The Beach Boys - 20/20 (1969)

The nearest faraway place....


Released February 1969

The late sixties/early seventies were a strange time for The Beach Boys. Brian Wilson's implosion and subsequent declining sales/cultural relevance were taking its toll. As everyone knows, the group was slowly and painfully half splitting up and half staying together in the midst of all sorts of turmoil. Post the Smile sessions, tracks from it were turning up on all the albums from 1967 to 1971, which sort of prevented the offerings from having too much cohesion as "new product". Echoes from the past were always there. This album actually was not an official one. It was a compilation of previously unreleased tracks to meet contractual obligations to Capitol Records. That said, I really like it. Whisper it quietly, I prefer it to the quirky Surf's Up. Actually, maybe not, but it certainly starts well. It struggles to retain the quality throughout though.


1. Do It Again
2. I Can Hear Music
3. Bluebirds Over The Mountain
4. Be With Me
5. All I Want To Do
6. The Nearest Faraway Place
7. Cotton Fields (The Cotton Song)
8. I Went To Sleep
9. Time To Get Alone
10. Never Learn Not To Love
11. Our Prayer
12. Cabinessence                                  

The first two tracks are absolute corkers - the nostalgic, insistent shuffle of Do It Again, and the Spectoresque majesty of I Can Hear Music. The latter is one of my favourite Beach Boys songs. Ronnie Spector does a great live cover of it, incidentally.

Bluebirds Over The Mountain is a lively, singalong non-group composition, (written by one Ersel Hickey, a late fifties rockabilly singer). Dennis Wilson’s grandiose, melodic Be With Me is impressive as is his pumping, guitar and drum-driven frenetic rocker All I Want To Do. Both really good cuts. Bruce Johnston’s strings-dominated, peaceful instrumental The Nearest Faraway Place is both atmospheric and pleasant. I have always loved Huddie Leadbetter's Cotton Fields.

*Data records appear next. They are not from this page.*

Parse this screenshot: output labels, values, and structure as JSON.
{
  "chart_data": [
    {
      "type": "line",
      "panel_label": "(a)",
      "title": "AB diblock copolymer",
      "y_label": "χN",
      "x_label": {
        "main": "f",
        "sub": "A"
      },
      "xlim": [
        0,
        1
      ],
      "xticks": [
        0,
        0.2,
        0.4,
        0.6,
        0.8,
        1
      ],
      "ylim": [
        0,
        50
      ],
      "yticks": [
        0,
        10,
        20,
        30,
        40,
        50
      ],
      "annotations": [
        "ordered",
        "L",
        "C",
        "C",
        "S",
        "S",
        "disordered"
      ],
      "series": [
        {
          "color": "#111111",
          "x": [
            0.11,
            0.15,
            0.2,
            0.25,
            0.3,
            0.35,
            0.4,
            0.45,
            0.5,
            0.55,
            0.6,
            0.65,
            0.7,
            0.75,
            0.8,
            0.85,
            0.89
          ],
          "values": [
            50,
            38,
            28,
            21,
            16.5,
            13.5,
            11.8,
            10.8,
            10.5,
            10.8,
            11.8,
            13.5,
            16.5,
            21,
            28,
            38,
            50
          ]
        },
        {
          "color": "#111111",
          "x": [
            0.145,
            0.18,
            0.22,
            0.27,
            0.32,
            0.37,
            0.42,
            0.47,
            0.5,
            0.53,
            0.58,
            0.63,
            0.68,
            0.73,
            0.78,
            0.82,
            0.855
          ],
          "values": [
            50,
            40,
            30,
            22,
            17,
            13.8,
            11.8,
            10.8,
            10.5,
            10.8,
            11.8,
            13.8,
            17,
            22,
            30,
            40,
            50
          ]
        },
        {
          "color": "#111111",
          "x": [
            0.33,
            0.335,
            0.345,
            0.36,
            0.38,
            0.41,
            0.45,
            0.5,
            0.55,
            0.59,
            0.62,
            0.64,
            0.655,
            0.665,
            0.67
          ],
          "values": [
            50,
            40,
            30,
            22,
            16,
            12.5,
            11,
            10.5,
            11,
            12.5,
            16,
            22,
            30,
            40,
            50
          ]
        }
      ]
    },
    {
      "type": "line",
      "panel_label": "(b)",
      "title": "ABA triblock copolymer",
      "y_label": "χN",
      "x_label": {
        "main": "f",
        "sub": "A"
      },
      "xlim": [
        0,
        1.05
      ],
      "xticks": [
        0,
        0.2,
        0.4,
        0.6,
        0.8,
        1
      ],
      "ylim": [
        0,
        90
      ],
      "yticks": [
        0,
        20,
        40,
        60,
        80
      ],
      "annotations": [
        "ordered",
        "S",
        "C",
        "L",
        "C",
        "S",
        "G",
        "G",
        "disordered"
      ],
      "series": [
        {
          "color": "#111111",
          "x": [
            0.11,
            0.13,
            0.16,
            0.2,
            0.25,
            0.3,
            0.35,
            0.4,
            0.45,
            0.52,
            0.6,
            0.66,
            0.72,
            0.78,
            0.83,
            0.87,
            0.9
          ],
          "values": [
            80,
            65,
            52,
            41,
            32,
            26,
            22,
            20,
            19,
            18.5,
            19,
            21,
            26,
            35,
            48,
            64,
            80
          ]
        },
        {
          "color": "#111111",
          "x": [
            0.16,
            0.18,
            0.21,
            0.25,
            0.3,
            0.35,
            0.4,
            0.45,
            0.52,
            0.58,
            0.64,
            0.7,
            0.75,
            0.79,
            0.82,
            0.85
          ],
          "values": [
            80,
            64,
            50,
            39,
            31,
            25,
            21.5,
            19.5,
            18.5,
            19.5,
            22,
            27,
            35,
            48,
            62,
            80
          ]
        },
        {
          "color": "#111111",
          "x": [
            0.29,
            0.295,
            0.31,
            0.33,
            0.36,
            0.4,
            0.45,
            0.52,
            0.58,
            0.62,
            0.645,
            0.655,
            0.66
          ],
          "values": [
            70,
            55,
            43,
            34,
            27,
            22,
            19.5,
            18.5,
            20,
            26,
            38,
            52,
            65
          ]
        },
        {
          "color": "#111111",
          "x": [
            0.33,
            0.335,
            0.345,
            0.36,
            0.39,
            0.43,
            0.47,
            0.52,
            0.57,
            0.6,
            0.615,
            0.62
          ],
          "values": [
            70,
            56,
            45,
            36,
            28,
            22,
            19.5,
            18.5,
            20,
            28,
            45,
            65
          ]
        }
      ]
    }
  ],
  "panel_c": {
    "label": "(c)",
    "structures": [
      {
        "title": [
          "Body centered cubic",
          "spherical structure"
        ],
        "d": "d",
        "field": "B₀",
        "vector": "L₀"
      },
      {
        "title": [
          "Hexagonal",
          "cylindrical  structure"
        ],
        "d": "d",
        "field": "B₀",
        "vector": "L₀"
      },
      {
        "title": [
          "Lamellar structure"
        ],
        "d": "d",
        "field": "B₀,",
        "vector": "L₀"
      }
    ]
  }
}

This is the first version The Beach Boys did, with a Sloop John B. feel to it. It was re-recorded later in 1969. This original has always had a vibrant appeal.

I Went To Sleep is a short, melodious and harmonious number (only a minute and a half in length) as indeed is the beautiful Time To Get Alone. It is a Brian Wilson song written in the "baroque pop" style that he employed a lot around 1967. Dennis Wilson's Never Learn Not To Love was rumoured to have been written by Charles Manson during Dennis's ill-fated liaison with the mass murderer. Dennis supposedly improved considerably on Manson's original song. Let's hope Dennis did just that, because it has an appealing Beatles-esque sound that makes is most likeable. Our Prayer is a pretty pointless short piece of vocal harmony (the album is beginning to fade away a little by now). Cabinessence is the album's final track, dating from the 1966 Smile sessions. It is revered by many fans as some sort of work of genius. Me, I find it a bit of a frustrating mess with periodic invigorating parts that ultimately lead nowhere. Sort of the best bits of Good Vibrations going up a blind alley.

So, what starts as a really good album fizzles out somewhat, but, as a somewhat under-discussed offering it certainly stands up well against the others before and after it from the same turbulent four-five year period.